How the four properties connect to AI fluency
The four properties are what you respond to when applying the 4D competency framework:
- Next-token prediction sharpens Discernment — fluency and accuracy are independent variables.
- Working memory sharpens Description — context is leverage, and the model does not remember what you don’t supply.
- Steerability sharpens Delegation — you know where control is tight and where it’s loose.
- Knowledge unevenness is core to Delegation — understanding where the model is well-stocked versus thin.
Calibrated trust
Before handing a task to AI, run four checks:
- Is this well-worn territory or sparse territory?
- Is the topic stable or recent?
- Does the relevant context fit comfortably?
- Are the instructions concrete and easy to verify?
Then adjust the workflow.
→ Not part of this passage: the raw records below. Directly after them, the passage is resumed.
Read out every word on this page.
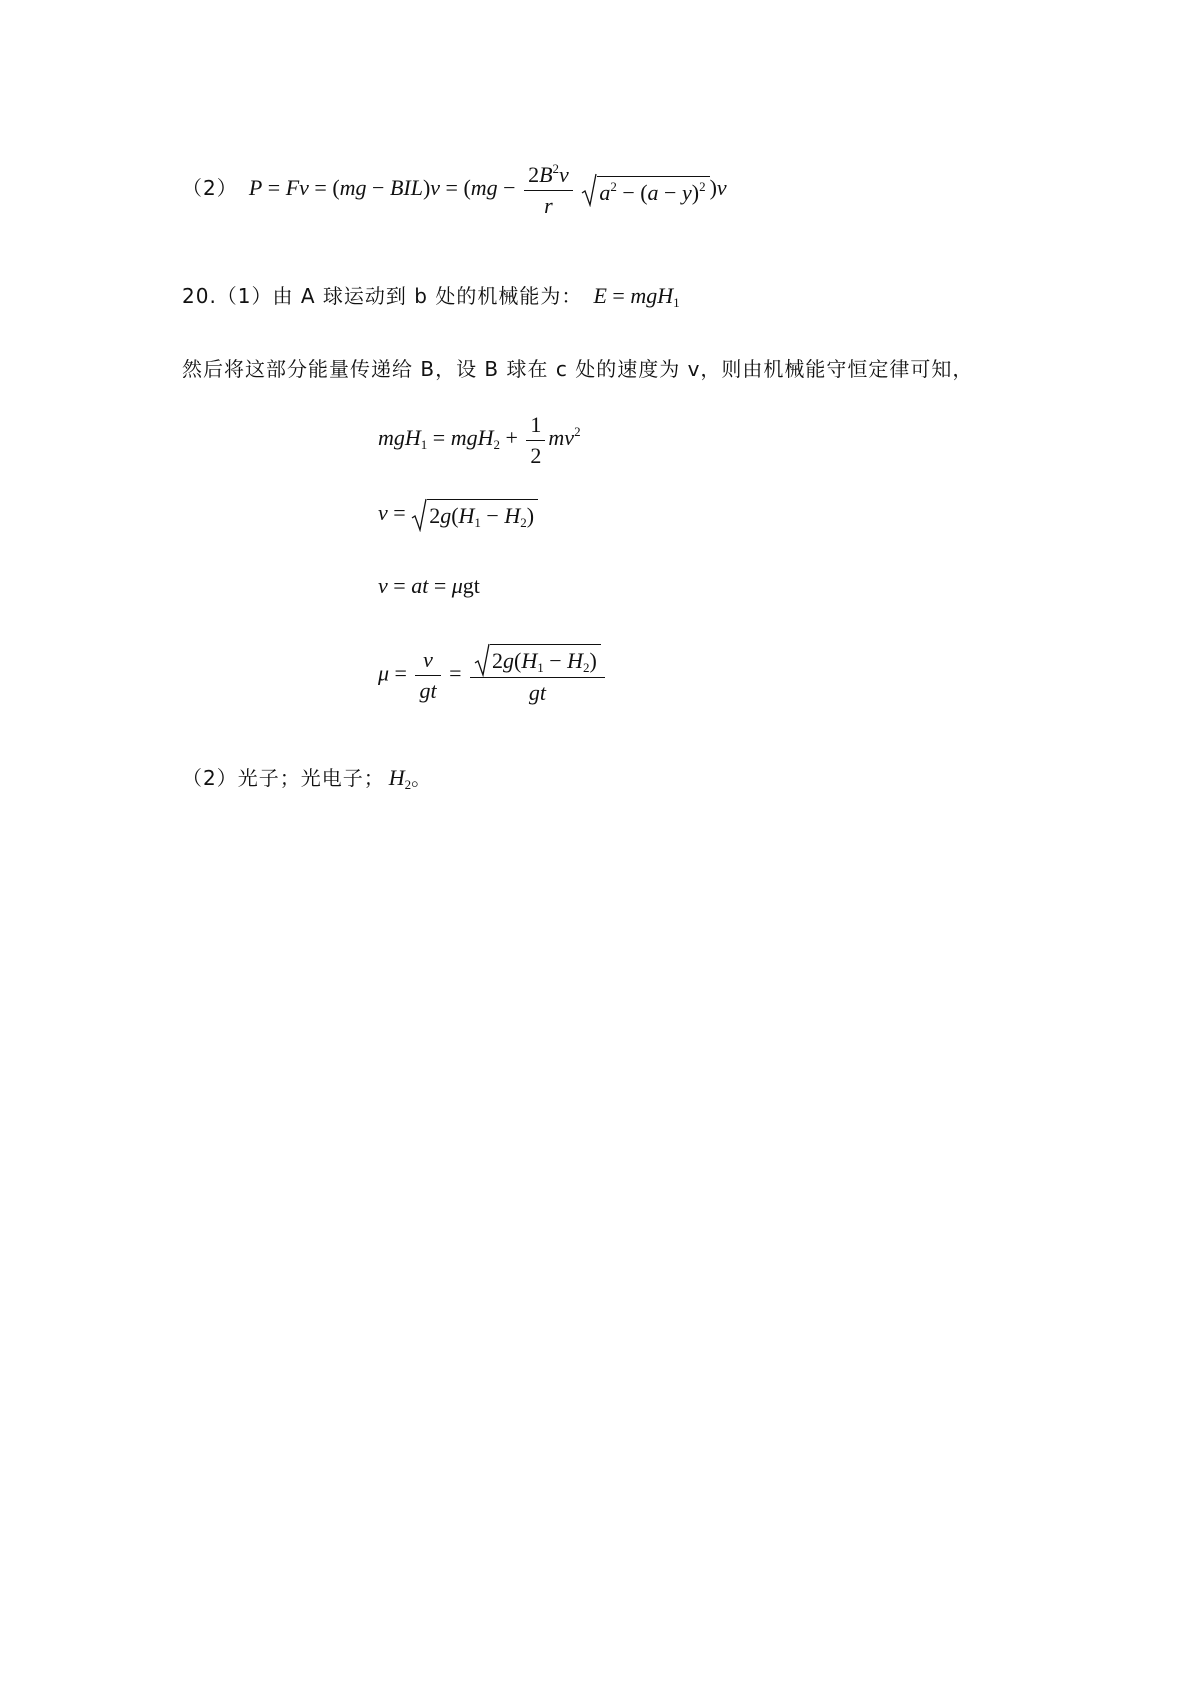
（2） $P = Fv = (mg - BIL)v = (mg - \frac{2B^2v}{r}$
$a^2 - (a - y)^2$ )v
20.（1）由 A 球运动到 b 处的机械能为： E = mgH$_1$
然后将这部分能量传递给 B，设 B 球在 c 处的速度为 v，则由机械能守恒定律可知，
$mgH_1 = mgH_2 + \frac{1}{2} mv^2$
$v = 2g(H_1 - H_2)$
v = at = μgt
$\mu = \frac{v}{gt} = \frac{2g(H_1 - H_2)}{gt}$
（2）光子；光电子； $H_2$。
Use more verification where fabrication concentrates, more context where the model cannot infer the domain, and more checkpoints where reasoning runs long.
Takeaways
Training creates two layers
Pretraining creates a document completer. Fine-tuning turns that predictor into an assistant with helpfulness, safety, and preference artifacts.
Four properties explain most behavior
Next-token prediction, knowledge, working memory, and steerability give a more useful model than a single capability score.
Specificity concentrates risk
Names, dates, citations, URLs, quotes, and statistics deserve the most verification because fabrication often looks precise.
Context has a cliff
Long sessions can silently drop or de-emphasize older material, so important context should be reintroduced when work stretches.
Goals steer better than repeated commands
When a model follows the letter of an instruction but misses the point, restating the goal usually beats repeating the same instruction.
Failures usually combine properties
A hallucinated citation combines prediction and knowledge. Long-session drift combines working memory and steerability.